Who's left standing?

“These were great companies and the buyout would have worked if you were going to continue having EBITDA grow at 10 percent a year, and the markets remaining where they were. The assumptions that were made were ridiculous.” Marc Lasry, head of distressed investment specialist Avenue Capital, has strident views such as these on LBO excesses (turn to Christopher Witkowsky's interview with him to find out more on p.26). As one of the private equity world's more astute proponents of special situation investing, Lasry finds himself in the happy position of benefitting from others' folly. Amid the carnage, the good news is that there are evidently profits to be made for some.

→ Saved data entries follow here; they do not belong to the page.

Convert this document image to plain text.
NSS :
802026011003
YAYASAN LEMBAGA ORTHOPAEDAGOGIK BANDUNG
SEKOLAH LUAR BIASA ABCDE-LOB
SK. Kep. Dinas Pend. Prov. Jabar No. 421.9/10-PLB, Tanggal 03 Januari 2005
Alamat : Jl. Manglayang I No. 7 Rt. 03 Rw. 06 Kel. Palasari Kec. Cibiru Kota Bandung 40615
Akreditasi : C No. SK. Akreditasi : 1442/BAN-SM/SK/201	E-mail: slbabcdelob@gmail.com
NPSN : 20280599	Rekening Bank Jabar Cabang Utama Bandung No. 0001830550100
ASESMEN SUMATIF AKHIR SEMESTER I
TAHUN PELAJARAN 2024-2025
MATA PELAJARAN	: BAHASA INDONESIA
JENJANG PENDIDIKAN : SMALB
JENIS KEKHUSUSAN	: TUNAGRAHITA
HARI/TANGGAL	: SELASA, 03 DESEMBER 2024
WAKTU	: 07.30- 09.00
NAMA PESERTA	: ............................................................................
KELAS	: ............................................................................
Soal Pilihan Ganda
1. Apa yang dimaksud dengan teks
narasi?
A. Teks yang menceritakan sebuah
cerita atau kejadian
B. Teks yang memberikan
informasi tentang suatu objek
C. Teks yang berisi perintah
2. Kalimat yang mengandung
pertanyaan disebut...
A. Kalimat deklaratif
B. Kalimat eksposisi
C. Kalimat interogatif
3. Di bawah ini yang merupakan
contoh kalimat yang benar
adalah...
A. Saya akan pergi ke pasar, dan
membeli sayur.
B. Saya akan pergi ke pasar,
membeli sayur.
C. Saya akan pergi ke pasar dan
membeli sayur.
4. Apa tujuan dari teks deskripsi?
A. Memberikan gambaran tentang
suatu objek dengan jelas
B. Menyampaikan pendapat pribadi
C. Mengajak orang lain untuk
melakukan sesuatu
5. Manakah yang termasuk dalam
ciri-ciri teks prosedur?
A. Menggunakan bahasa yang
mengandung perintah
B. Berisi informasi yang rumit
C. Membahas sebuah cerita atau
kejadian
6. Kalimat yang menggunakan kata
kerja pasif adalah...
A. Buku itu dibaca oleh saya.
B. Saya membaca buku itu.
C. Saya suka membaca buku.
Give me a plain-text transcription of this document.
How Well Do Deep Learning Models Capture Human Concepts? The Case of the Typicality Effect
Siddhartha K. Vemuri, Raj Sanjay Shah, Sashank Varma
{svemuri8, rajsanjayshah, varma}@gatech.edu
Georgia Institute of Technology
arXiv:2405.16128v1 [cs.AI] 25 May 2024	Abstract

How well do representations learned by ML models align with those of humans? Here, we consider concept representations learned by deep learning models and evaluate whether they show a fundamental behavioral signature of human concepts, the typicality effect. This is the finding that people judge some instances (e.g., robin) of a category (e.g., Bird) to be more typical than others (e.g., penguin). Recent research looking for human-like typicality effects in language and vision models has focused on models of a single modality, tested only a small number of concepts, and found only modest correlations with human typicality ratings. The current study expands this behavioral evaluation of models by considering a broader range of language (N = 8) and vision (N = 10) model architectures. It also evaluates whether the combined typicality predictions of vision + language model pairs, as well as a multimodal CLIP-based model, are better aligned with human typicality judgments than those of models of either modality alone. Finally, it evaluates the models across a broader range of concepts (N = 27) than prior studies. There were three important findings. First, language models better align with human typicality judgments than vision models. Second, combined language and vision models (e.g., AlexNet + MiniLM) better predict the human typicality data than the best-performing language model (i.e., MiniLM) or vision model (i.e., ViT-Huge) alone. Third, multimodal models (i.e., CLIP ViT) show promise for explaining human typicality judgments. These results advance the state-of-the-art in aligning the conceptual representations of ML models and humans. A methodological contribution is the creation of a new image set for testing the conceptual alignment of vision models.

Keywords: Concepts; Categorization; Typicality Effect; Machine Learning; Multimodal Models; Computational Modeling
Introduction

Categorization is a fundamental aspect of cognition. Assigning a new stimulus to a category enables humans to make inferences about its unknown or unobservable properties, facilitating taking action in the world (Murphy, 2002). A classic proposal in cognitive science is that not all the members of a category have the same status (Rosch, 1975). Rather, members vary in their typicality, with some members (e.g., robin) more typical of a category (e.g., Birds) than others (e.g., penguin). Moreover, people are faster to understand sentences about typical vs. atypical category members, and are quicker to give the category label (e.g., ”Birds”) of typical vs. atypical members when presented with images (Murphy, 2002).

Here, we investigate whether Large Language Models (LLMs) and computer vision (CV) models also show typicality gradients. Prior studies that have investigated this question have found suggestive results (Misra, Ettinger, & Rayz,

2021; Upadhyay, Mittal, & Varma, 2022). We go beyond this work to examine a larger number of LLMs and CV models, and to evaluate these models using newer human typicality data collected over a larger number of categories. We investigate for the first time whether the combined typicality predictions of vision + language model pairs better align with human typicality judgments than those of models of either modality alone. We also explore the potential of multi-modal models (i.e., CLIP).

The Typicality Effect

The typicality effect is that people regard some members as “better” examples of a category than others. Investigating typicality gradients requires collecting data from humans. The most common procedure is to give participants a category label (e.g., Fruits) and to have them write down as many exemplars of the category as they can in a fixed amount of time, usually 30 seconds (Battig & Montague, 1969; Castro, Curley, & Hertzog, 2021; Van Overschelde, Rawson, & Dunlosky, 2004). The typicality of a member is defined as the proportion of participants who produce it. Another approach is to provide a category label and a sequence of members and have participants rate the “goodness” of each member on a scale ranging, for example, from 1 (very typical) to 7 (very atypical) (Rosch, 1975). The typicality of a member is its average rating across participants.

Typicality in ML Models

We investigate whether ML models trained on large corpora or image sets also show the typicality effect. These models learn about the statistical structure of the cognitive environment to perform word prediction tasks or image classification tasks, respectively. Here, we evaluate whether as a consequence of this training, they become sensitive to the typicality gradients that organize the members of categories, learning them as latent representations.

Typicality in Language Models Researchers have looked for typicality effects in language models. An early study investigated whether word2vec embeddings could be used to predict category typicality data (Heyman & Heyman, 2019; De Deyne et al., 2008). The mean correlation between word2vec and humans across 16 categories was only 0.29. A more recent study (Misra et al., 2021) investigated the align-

In the go-go days, as we are often reminded, eye-watering multiples were paid for businesses that were then stuffed to the gills with debt. No surprise that, when the market turned, these same businesses would find themselves too bloated to manoeuvre themselves out of trouble. It qualifies as heretical these days to even consider the proposition that some of the most highly leveraged portfolio companies might experience a happy ending. And yet, as our cover story looking at the largest deals from the boom period shows, it's not right to assume that all of these leviathans will become extinct (see p. 32). Yes, some are looking less than healthy (in one or two cases, that's putting it mildly) – others, however, appear to have plenty of life left in them yet.

As we report throughout these pages, much of the turmoil currently being experienced in the private equity world is less to do with deal blow-outs than GP management team implosions. In his In Europe column on p. 20, Toby Mitchenall considers some of the reasons why a number of senior professionals have contemplated their futures within certain firms and decided that now is the time to head for the door marked ‘Exit’. It is clear that there will be a renewed focus on the credibility or otherwise of GPs' succession plans. There has been much talk over the years of securing the future of franchises by making sure that the next generation of industry leaders is well motivated and incentivised. Now is the time to discover whether these plans have been wisely planned and executed – or not.